Every day, we all kept our eyes on what is about to unfold right in front of us. Every day, we are filled with a variety of vague and ambivalent emotions of sadness, fear, excitement, anger, isolation, gratitude and strength. I can go on and on about everything that has been, but I know there are memories that you choose to keep to yourself and your family. I will respect that space as well-both for you and me. Just like a movie, we all played a character throughout the year and all the days that came and the days that will come. I personally saw how each one of us created our own safe bubble to make it through day in and day out.
At the beginning of the year, we were filled with so much anticipation of so many things as we are about to embark on a new journey, but then in a strange way, things are starting to take a turn from the feeling of joy to anxiety, which extended and turned from days to weeks to months. There were times, I wanted the nightmare to be over, but disappointingly, harsh reality starts to creep up. All of a sudden, we are all chaotically finding a way to understand what is happening. Asking questions and seeking answers for which we do not even know if we want to hear the truth about it.
Yet we did not waste time. We started to shift ourselves to become more equipped and we geared up with energy and look towards using our talents and resources that are already within our reach. We started to elevate our persona into some territory that we have chosen not to share with the world. But the more we suppressed our emotions the harder it gets and as times have changed, we started to open up a little of ourselves to show the world of finding a reason to continue the “norm” of our daily life. Some households started to show baking and cooking skills. Plant lovers spoke of their green thumb magic to care for this beautiful ornament, name it from the smallest to the biggest kind of fixture indoors and outdoors. The writing prowess of everyone came to life sharing the emotions that entangled with their ability to reach out to others, family, friends and strangers alike. Parents and guardians alongside teachers became partners to make sure learning takes place either in person or not.

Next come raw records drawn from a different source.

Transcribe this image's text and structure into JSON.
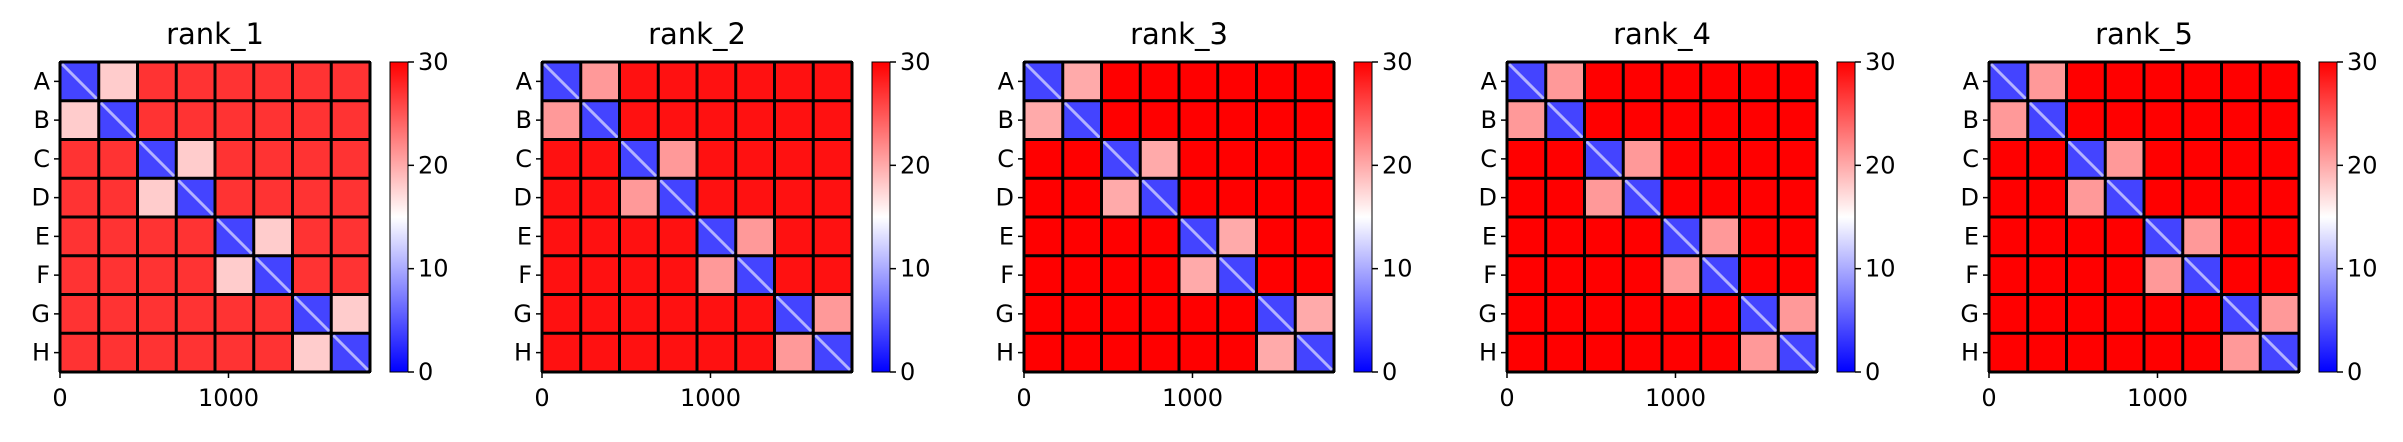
{
  "chart_data": [
    {
      "type": "heatmap",
      "title": "rank_1",
      "rows": [
        "A",
        "B",
        "C",
        "D",
        "E",
        "F",
        "G",
        "H"
      ],
      "xticks": [
        0,
        1000
      ],
      "xlim": [
        0,
        1840
      ],
      "colorbar": {
        "ticks": [
          0,
          10,
          20,
          30
        ],
        "range": [
          0,
          30
        ],
        "colormap": [
          "#0000ff",
          "#ffffff",
          "#ff0000"
        ]
      },
      "within_pairs": [
        [
          "A",
          "B"
        ],
        [
          "C",
          "D"
        ],
        [
          "E",
          "F"
        ],
        [
          "G",
          "H"
        ]
      ],
      "levels": {
        "diagonal": 4,
        "within_pair": 18,
        "background": 27
      }
    },
    {
      "type": "heatmap",
      "title": "rank_2",
      "rows": [
        "A",
        "B",
        "C",
        "D",
        "E",
        "F",
        "G",
        "H"
      ],
      "xticks": [
        0,
        1000
      ],
      "xlim": [
        0,
        1840
      ],
      "colorbar": {
        "ticks": [
          0,
          10,
          20,
          30
        ],
        "range": [
          0,
          30
        ],
        "colormap": [
          "#0000ff",
          "#ffffff",
          "#ff0000"
        ]
      },
      "within_pairs": [
        [
          "A",
          "B"
        ],
        [
          "C",
          "D"
        ],
        [
          "E",
          "F"
        ],
        [
          "G",
          "H"
        ]
      ],
      "levels": {
        "diagonal": 4,
        "within_pair": 21,
        "background": 29
      }
    },
    {
      "type": "heatmap",
      "title": "rank_3",
      "rows": [
        "A",
        "B",
        "C",
        "D",
        "E",
        "F",
        "G",
        "H"
      ],
      "xticks": [
        0,
        1000
      ],
      "xlim": [
        0,
        1840
      ],
      "colorbar": {
        "ticks": [
          0,
          10,
          20,
          30
        ],
        "range": [
          0,
          30
        ],
        "colormap": [
          "#0000ff",
          "#ffffff",
          "#ff0000"
        ]
      },
      "within_pairs": [
        [
          "A",
          "B"
        ],
        [
          "C",
          "D"
        ],
        [
          "E",
          "F"
        ],
        [
          "G",
          "H"
        ]
      ],
      "levels": {
        "diagonal": 4,
        "within_pair": 20,
        "background": 30
      }
    },
    {
      "type": "heatmap",
      "title": "rank_4",
      "rows": [
        "A",
        "B",
        "C",
        "D",
        "E",
        "F",
        "G",
        "H"
      ],
      "xticks": [
        0,
        1000
      ],
      "xlim": [
        0,
        1840
      ],
      "colorbar": {
        "ticks": [
          0,
          10,
          20,
          30
        ],
        "range": [
          0,
          30
        ],
        "colormap": [
          "#0000ff",
          "#ffffff",
          "#ff0000"
        ]
      },
      "within_pairs": [
        [
          "A",
          "B"
        ],
        [
          "C",
          "D"
        ],
        [
          "E",
          "F"
        ],
        [
          "G",
          "H"
        ]
      ],
      "levels": {
        "diagonal": 4,
        "within_pair": 21,
        "background": 30
      }
    },
    {
      "type": "heatmap",
      "title": "rank_5",
      "rows": [
        "A",
        "B",
        "C",
        "D",
        "E",
        "F",
        "G",
        "H"
      ],
      "xticks": [
        0,
        1000
      ],
      "xlim": [
        0,
        1840
      ],
      "colorbar": {
        "ticks": [
          0,
          10,
          20,
          30
        ],
        "range": [
          0,
          30
        ],
        "colormap": [
          "#0000ff",
          "#ffffff",
          "#ff0000"
        ]
      },
      "within_pairs": [
        [
          "A",
          "B"
        ],
        [
          "C",
          "D"
        ],
        [
          "E",
          "F"
        ],
        [
          "G",
          "H"
        ]
      ],
      "levels": {
        "diagonal": 4,
        "within_pair": 21,
        "background": 30
      }
    }
  ]
}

There is so much more that we have discovered about ourselves, about one another. We all responded in many different ways. Call it survival instinct, I call it “strength”. Yes, you carry it in your heart and mind. You are a reflection of it. I saw that in the faces of those I met at the grocery store during a quick run-in, at the school during working hours and most of all to the people I admire most, my colleagues at the nursing bedside. I tell myself how one can still carry a smile on the most difficult of days. I cannot fathom how, but believe me, I am genuinely and sincerely grateful for all that each of you that have contributed to making this world still a place worth living.
So, as I continue the journey with all of you in a different year, time and with a renewed hope. I ask that you continue fighting for what is good, to keep showing kindness and be the heart and face of one who has been through a lot. But still, ready to respond to the call of love and understanding. Our role does not end here. Continue to build memories. There is more work to be done and our fight is not over. The long days ahead are just beginning, so embrace it, stand up and prepare for it. The next shift continues and hand it over with grace.